DISCOURS DE JEAN-LOUIS ROY
SECRÉTAIRE
GÉNÉRAL
AGENCE DE COOPÉRATION CULTURELLE ET TECHNIQUE (ACCT)
Monsieur le Ministre, Madame l'Ambassadeur,
J'essaierai d'être aussi bref que le président de
notre Conférence.
Je voudrais vous dire, Monsieur le Ministre, que nous venons
de vivre, comme le rappelait à l' instant, le Président,
deux journées exceptionnelles .
Voilà qu'à la suite des voeux du Sommet, à
la suite des décisions de la Conférence ministérielle
à laquelle vous avez participé, à la suite
des travaux du Conseil permanent de la Francophonie, sont réunies
à Paris, depuis quarante-huit heures, des OING qui viennent
de vingt six pays, qui oeuvrent dans sept grands domaines et qui,
j'en ai la profonde conviction, ont fait progressé le vivre
ensemble, le vivre ensemble différents, qui est la définition
même de la Francophonie.
Monsieur le Ministre, nous savons le travail qui est le vôtre
et vos convictions s'agissant de l'exception culturelle. Je dois
vous dire que cette expression a été reprise sans
arrêt, à cette table, depuis hier matin, exception
culturelle signifiant reconnaissance de la diversité des
langues, reconnaissance de la pluralité des cultures, reconnaissance
finalement d'un ordre de valeurs que nous partageons avec tous
mais qui est aussi singulier en Francophonie. Permettez-moi d'observer,
après tout ce que j'ai entendu ici depuis quarante huit
heures, que l'exception francophone - pour citer l'un d'entre-nous
- est aussi exception par le niveau des attentes et des espérances.
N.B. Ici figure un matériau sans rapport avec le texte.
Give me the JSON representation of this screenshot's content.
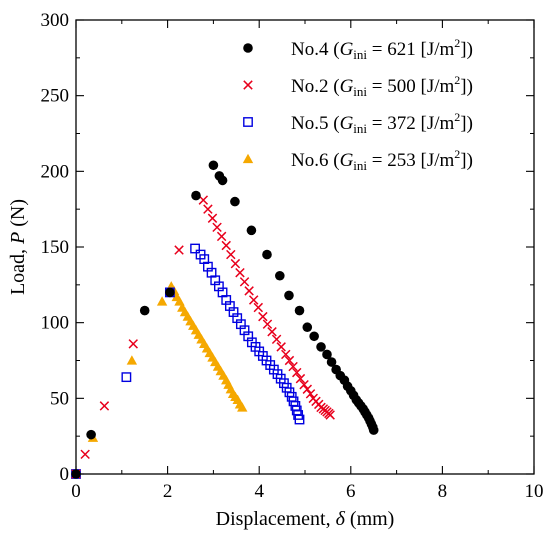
{
  "chart_data": {
    "type": "scatter",
    "xlabel": {
      "prefix": "Displacement, ",
      "symbol": "δ",
      "suffix": " (mm)"
    },
    "ylabel": {
      "prefix": "Load, ",
      "symbol": "P",
      "suffix": " (N)"
    },
    "xlim": [
      0,
      10
    ],
    "ylim": [
      0,
      300
    ],
    "xticks": [
      0,
      2,
      4,
      6,
      8,
      10
    ],
    "yticks": [
      0,
      50,
      100,
      150,
      200,
      250,
      300
    ],
    "xtick_labels": [
      "0",
      "2",
      "4",
      "6",
      "8",
      "10"
    ],
    "ytick_labels": [
      "0",
      "50",
      "100",
      "150",
      "200",
      "250",
      "300"
    ],
    "legend_position": "top-right",
    "grid": false,
    "series": [
      {
        "id": "no4",
        "legend": {
          "name": "No.4",
          "value": "621",
          "unit": "[J/m",
          "unit_sup": "2",
          "unit_end": "]"
        },
        "marker": "circle",
        "color": "#000000",
        "points": [
          [
            0.0,
            0
          ],
          [
            0.33,
            26
          ],
          [
            1.5,
            108
          ],
          [
            2.05,
            120
          ],
          [
            2.62,
            184
          ],
          [
            3.0,
            204
          ],
          [
            3.13,
            197
          ],
          [
            3.2,
            194
          ],
          [
            3.47,
            180
          ],
          [
            3.83,
            161
          ],
          [
            4.17,
            145
          ],
          [
            4.45,
            131
          ],
          [
            4.65,
            118
          ],
          [
            4.88,
            108
          ],
          [
            5.05,
            97
          ],
          [
            5.2,
            91
          ],
          [
            5.35,
            84
          ],
          [
            5.48,
            79
          ],
          [
            5.58,
            74
          ],
          [
            5.68,
            69
          ],
          [
            5.77,
            65
          ],
          [
            5.86,
            62
          ],
          [
            5.93,
            58
          ],
          [
            6.0,
            55
          ],
          [
            6.06,
            52
          ],
          [
            6.12,
            49
          ],
          [
            6.17,
            47
          ],
          [
            6.22,
            45
          ],
          [
            6.27,
            43
          ],
          [
            6.31,
            41
          ],
          [
            6.35,
            39
          ],
          [
            6.39,
            37
          ],
          [
            6.42,
            35
          ],
          [
            6.45,
            33
          ],
          [
            6.48,
            31
          ],
          [
            6.5,
            29
          ]
        ]
      },
      {
        "id": "no2",
        "legend": {
          "name": "No.2",
          "value": "500",
          "unit": "[J/m",
          "unit_sup": "2",
          "unit_end": "]"
        },
        "marker": "x",
        "color": "#e8001c",
        "points": [
          [
            0.0,
            0
          ],
          [
            0.2,
            13
          ],
          [
            0.62,
            45
          ],
          [
            1.25,
            86
          ],
          [
            2.25,
            148
          ],
          [
            2.78,
            181
          ],
          [
            2.88,
            175
          ],
          [
            2.98,
            169
          ],
          [
            3.08,
            163
          ],
          [
            3.18,
            157
          ],
          [
            3.28,
            151
          ],
          [
            3.38,
            145
          ],
          [
            3.48,
            139
          ],
          [
            3.58,
            133
          ],
          [
            3.68,
            127
          ],
          [
            3.78,
            121
          ],
          [
            3.88,
            115
          ],
          [
            3.98,
            110
          ],
          [
            4.08,
            104
          ],
          [
            4.18,
            99
          ],
          [
            4.28,
            94
          ],
          [
            4.38,
            89
          ],
          [
            4.48,
            84
          ],
          [
            4.58,
            79
          ],
          [
            4.66,
            75
          ],
          [
            4.74,
            71
          ],
          [
            4.82,
            67
          ],
          [
            4.9,
            63
          ],
          [
            4.98,
            59
          ],
          [
            5.05,
            56
          ],
          [
            5.12,
            53
          ],
          [
            5.18,
            50
          ],
          [
            5.24,
            48
          ],
          [
            5.3,
            46
          ],
          [
            5.35,
            44
          ],
          [
            5.4,
            43
          ],
          [
            5.44,
            42
          ],
          [
            5.48,
            41
          ],
          [
            5.52,
            40
          ],
          [
            5.55,
            39
          ]
        ]
      },
      {
        "id": "no5",
        "legend": {
          "name": "No.5",
          "value": "372",
          "unit": "[J/m",
          "unit_sup": "2",
          "unit_end": "]"
        },
        "marker": "square",
        "color": "#0000e0",
        "points": [
          [
            0.0,
            0
          ],
          [
            1.1,
            64
          ],
          [
            2.05,
            120
          ],
          [
            2.6,
            149
          ],
          [
            2.72,
            145
          ],
          [
            2.8,
            142
          ],
          [
            2.88,
            137
          ],
          [
            2.96,
            133
          ],
          [
            3.04,
            128
          ],
          [
            3.12,
            124
          ],
          [
            3.2,
            120
          ],
          [
            3.28,
            115
          ],
          [
            3.36,
            111
          ],
          [
            3.44,
            107
          ],
          [
            3.52,
            103
          ],
          [
            3.6,
            99
          ],
          [
            3.68,
            95
          ],
          [
            3.76,
            91
          ],
          [
            3.84,
            87
          ],
          [
            3.92,
            84
          ],
          [
            4.0,
            81
          ],
          [
            4.08,
            78
          ],
          [
            4.16,
            75
          ],
          [
            4.24,
            72
          ],
          [
            4.32,
            69
          ],
          [
            4.4,
            66
          ],
          [
            4.47,
            63
          ],
          [
            4.54,
            60
          ],
          [
            4.6,
            57
          ],
          [
            4.66,
            54
          ],
          [
            4.71,
            51
          ],
          [
            4.75,
            48
          ],
          [
            4.79,
            45
          ],
          [
            4.82,
            42
          ],
          [
            4.85,
            39
          ],
          [
            4.88,
            36
          ]
        ]
      },
      {
        "id": "no6",
        "legend": {
          "name": "No.6",
          "value": "253",
          "unit": "[J/m",
          "unit_sup": "2",
          "unit_end": "]"
        },
        "marker": "triangle",
        "color": "#f5a800",
        "points": [
          [
            0.0,
            0
          ],
          [
            0.37,
            24
          ],
          [
            1.22,
            75
          ],
          [
            1.88,
            114
          ],
          [
            2.08,
            124
          ],
          [
            2.14,
            121
          ],
          [
            2.2,
            117
          ],
          [
            2.26,
            114
          ],
          [
            2.32,
            110
          ],
          [
            2.38,
            107
          ],
          [
            2.44,
            104
          ],
          [
            2.5,
            101
          ],
          [
            2.56,
            98
          ],
          [
            2.62,
            95
          ],
          [
            2.68,
            92
          ],
          [
            2.74,
            89
          ],
          [
            2.8,
            86
          ],
          [
            2.86,
            83
          ],
          [
            2.92,
            80
          ],
          [
            2.98,
            77
          ],
          [
            3.04,
            74
          ],
          [
            3.1,
            71
          ],
          [
            3.16,
            68
          ],
          [
            3.22,
            65
          ],
          [
            3.28,
            62
          ],
          [
            3.33,
            59
          ],
          [
            3.38,
            56
          ],
          [
            3.43,
            53
          ],
          [
            3.48,
            51
          ],
          [
            3.53,
            49
          ],
          [
            3.58,
            46
          ],
          [
            3.63,
            44
          ]
        ]
      }
    ]
  }
}
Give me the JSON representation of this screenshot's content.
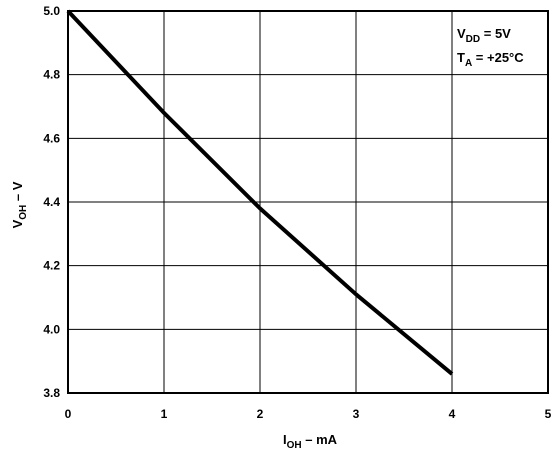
{
  "chart_data": {
    "type": "line",
    "title": "",
    "xlabel": {
      "main": "I",
      "sub": "OH",
      "rest": " – mA"
    },
    "ylabel": {
      "main": "V",
      "sub": "OH",
      "rest": " – V"
    },
    "xlim": [
      0,
      5
    ],
    "ylim": [
      3.8,
      5.0
    ],
    "x_ticks": [
      0,
      1,
      2,
      3,
      4,
      5
    ],
    "x_tick_labels": [
      "0",
      "1",
      "2",
      "3",
      "4",
      "5"
    ],
    "y_ticks": [
      3.8,
      4.0,
      4.2,
      4.4,
      4.6,
      4.8,
      5.0
    ],
    "y_tick_labels": [
      "3.8",
      "4.0",
      "4.2",
      "4.4",
      "4.6",
      "4.8",
      "5.0"
    ],
    "grid": true,
    "series": [
      {
        "x": [
          0,
          1,
          2,
          3,
          4
        ],
        "y": [
          5.0,
          4.68,
          4.38,
          4.11,
          3.86
        ]
      }
    ],
    "annotations": {
      "line1": {
        "main": "V",
        "sub": "DD",
        "rest": " = 5V"
      },
      "line2": {
        "main": "T",
        "sub": "A",
        "rest": " = +25°C"
      }
    }
  }
}
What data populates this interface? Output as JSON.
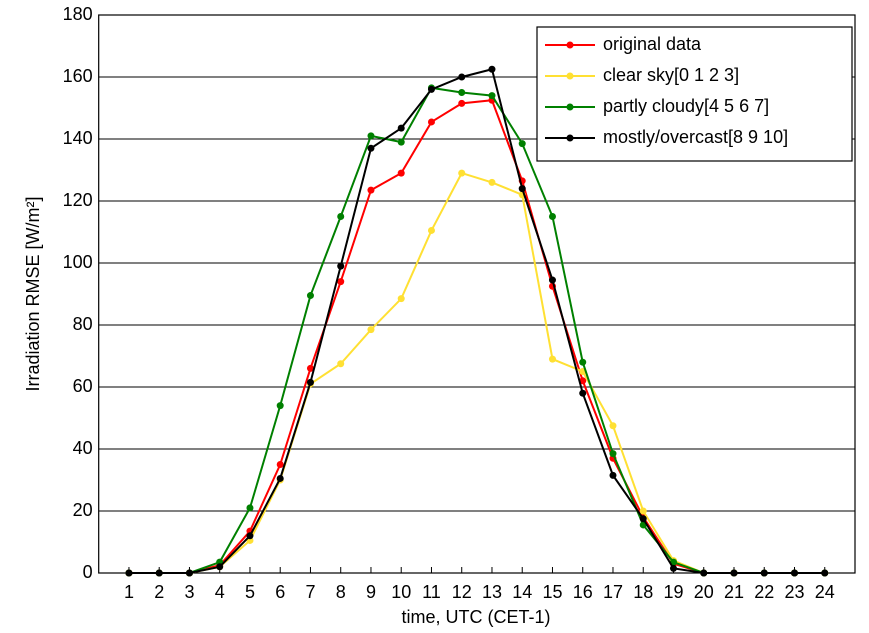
{
  "chart_data": {
    "type": "line",
    "x_label": "time, UTC (CET-1)",
    "y_label": "Irradiation RMSE [W/m²]",
    "x": [
      1,
      2,
      3,
      4,
      5,
      6,
      7,
      8,
      9,
      10,
      11,
      12,
      13,
      14,
      15,
      16,
      17,
      18,
      19,
      20,
      21,
      22,
      23,
      24
    ],
    "series": [
      {
        "name": "original data",
        "color": "#ff0000",
        "values": [
          0,
          0,
          0,
          2.5,
          13.5,
          35,
          66,
          94,
          123.5,
          129,
          145.5,
          151.5,
          152.5,
          126.5,
          92.5,
          62,
          37,
          18,
          3,
          0,
          0,
          0,
          0,
          0
        ]
      },
      {
        "name": "clear sky[0 1 2 3]",
        "color": "#ffe033",
        "values": [
          0,
          0,
          0,
          2,
          10.5,
          30,
          61,
          67.5,
          78.5,
          88.5,
          110.5,
          129,
          126,
          122,
          69,
          65,
          47.5,
          20,
          4,
          0,
          0,
          0,
          0,
          0
        ]
      },
      {
        "name": "partly cloudy[4 5 6 7]",
        "color": "#008000",
        "values": [
          0,
          0,
          0,
          3.5,
          21,
          54,
          89.5,
          115,
          141,
          139,
          156.5,
          155,
          154,
          138.5,
          115,
          68,
          38.5,
          15.5,
          3.5,
          0,
          0,
          0,
          0,
          0
        ]
      },
      {
        "name": "mostly/overcast[8 9 10]",
        "color": "#000000",
        "values": [
          0,
          0,
          0,
          2,
          12,
          30.5,
          61.5,
          99,
          137,
          143.5,
          156,
          160,
          162.5,
          124,
          94.5,
          58,
          31.5,
          17.5,
          1.5,
          0,
          0,
          0,
          0,
          0
        ]
      }
    ],
    "xlim": [
      0,
      25
    ],
    "xticks": [
      1,
      2,
      3,
      4,
      5,
      6,
      7,
      8,
      9,
      10,
      11,
      12,
      13,
      14,
      15,
      16,
      17,
      18,
      19,
      20,
      21,
      22,
      23,
      24
    ],
    "ylim": [
      0,
      180
    ],
    "yticks": [
      0,
      20,
      40,
      60,
      80,
      100,
      120,
      140,
      160,
      180
    ],
    "grid": true,
    "legend": "upper right"
  }
}
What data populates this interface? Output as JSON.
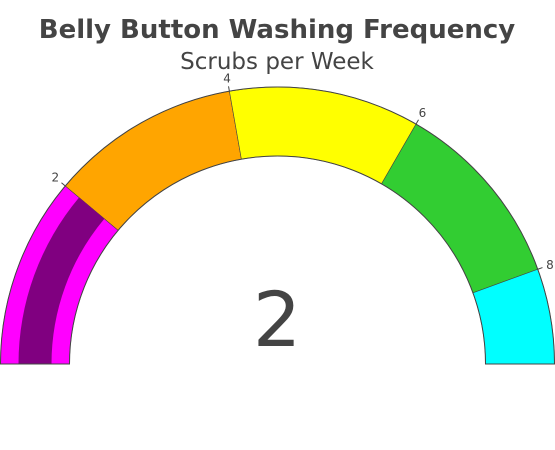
{
  "chart_data": {
    "type": "gauge",
    "title": "Belly Button Washing Frequency",
    "subtitle": "Scrubs per Week",
    "value": 2,
    "value_text": "2",
    "range": [
      0,
      9
    ],
    "ticks": [
      {
        "value": 2,
        "label": "2"
      },
      {
        "value": 4,
        "label": "4"
      },
      {
        "value": 6,
        "label": "6"
      },
      {
        "value": 8,
        "label": "8"
      }
    ],
    "steps": [
      {
        "from": 0,
        "to": 2,
        "color": "#ff00ff"
      },
      {
        "from": 2,
        "to": 4,
        "color": "#ffa500"
      },
      {
        "from": 4,
        "to": 6,
        "color": "#ffff00"
      },
      {
        "from": 6,
        "to": 8,
        "color": "#32cd32"
      },
      {
        "from": 8,
        "to": 9,
        "color": "#00ffff"
      }
    ],
    "bar": {
      "color": "#800080"
    }
  }
}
Monsieur le Ministre, nous avons des liens avec plus de deux
cent vingt cinq ONG dans la maison que je dirige. Beaucoup d'entre
elles étaient à nos tables. D'autres n'y étaient
pas. Tout cela pour souhaiter qu'à la prochaine Conférence
des OING, dans deux ans, nous puissions élargir la participation
à des représentants d'Asie du Sud-Est et l'Europe
de l'Est. Ils manquaient, et nous n'avons pas su trouver d'OING
francophones dans ces régions. Mon voeu est qu'il en soit
créé et que nous puissions les avoir avec nous en
1996.
Monsieur le Ministre, vous ne serez pas surpris si je vous précise
que nous avons parlé d'Etat de Droit, que nous avons parlé
de Démocratie, que nous avons parlé de Droits et
Libertés, y compris dans le contexte du Rwanda, et que
nous avons dit "Plus jamais, dans l'espace francophone !".
Comme le Président vient de le rappeler, nous avons aussi
beaucoup parlé de langue et j'aurais souhaite qu'une assistance
plus nombreuse encore soit autour de cette table pour entendre
nos amis de Mauritanie, du Sénégal, du Burkina-Faso,
de Tunisie et d'ailleurs défendre la langue qui nous est
commune et demander qu'elle soit défendue a un autre niveau,
partout et notamment auprès des organisations internationales.
Je le dis en étant d'autant plus a l'aise que vous êtes,
Monsieur le Ministre, celui qui a fait voter récemment
a l'Assemblée nationale de France une loi sur la langue
française que nous attendions depuis longtemps.
Nous avons bien sûr beaucoup parlé d'éducation.
Nous avons parlé de ce scandale qui fait qu'aujourd'hui
les enfants sont de plus en plus scolarisés en Amérique
Latine et en Asie ou ils ne l'étaient pas, et de plus en
plus, ne pas en Afrique. Cette situation doit changer.
Nous avons encore parlé de circulation des biens culturels
et de production moderne, novatrice dans le domaine de la culture.
Nous avons parle des autoroutes de l'information et du développement
durable.
Monsieur le Ministre, vous le savez, nous avons besoin de toutes
les forces de la Francophonie pour réussir a conforter
cet espace commun. Nous avons eu trier et aujourd'hui, avec nous,
des hommes et des femmes de conviction qui, d'une façon
a la fois totalement responsable et raisonnable, ont souhaite
que le projet francophone éclaire loin l'avenir.